To correct this problem, execute the switchport access vlan 10 interface configuration mode command on switch port F0/4 on switch S1. When the switch port is configured for the correct VLAN, PC1 can communicate with router R1 interface G0/0, which allows it to access the other VLANs connected to router R1.

The Figure 2 topology shows the router-on-a-stick routing model. However, interface F0/5 on switch S1 is not configured as a trunk and is left in the default VLAN for the port. As a result, the router is unable to route between VLANs because each of its configured subinterfaces is unable to send or receive VLAN-tagged traffic.
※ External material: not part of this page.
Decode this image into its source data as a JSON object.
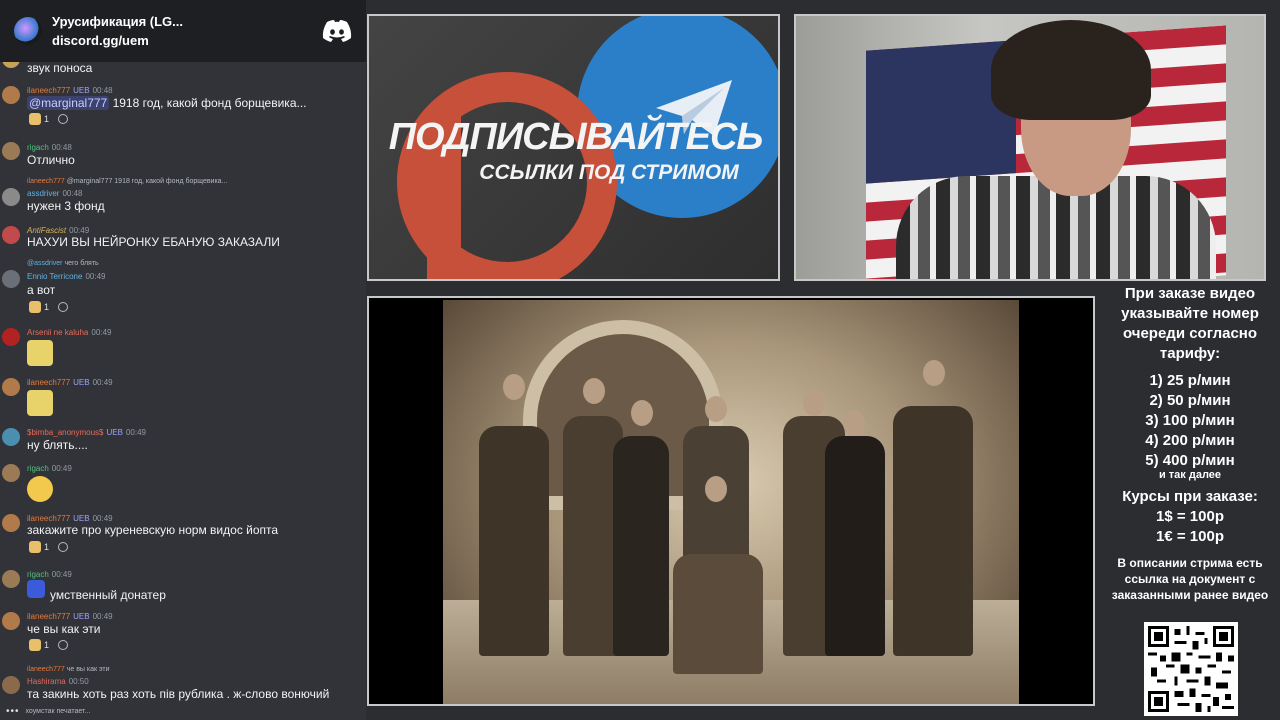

To correct this problem, issue the switchport mode trunk interface configuration mode command on switch port F0/5 on S1. This converts the interface to a trunk port, allowing a trunk to be established between R1 and S1. When the trunk is successfully established, devices connected to each of the VLANs are able to communicate with the subinterface assigned to their VLAN, thus enabling inter-VLAN routing.

The Figure 3 topology shows the trunk link between S1 and S2 is down. Because there is no redundant connection or path between the devices, all devices connected to S2 are unable to reach router R1. As a result, all devices connected to S2 are unable to route to other VLANs through R1.

To reduce the risk of a failed inter-switch link disrupting inter-VLAN routing, redundant links and alternate paths should be accounted for within the network design.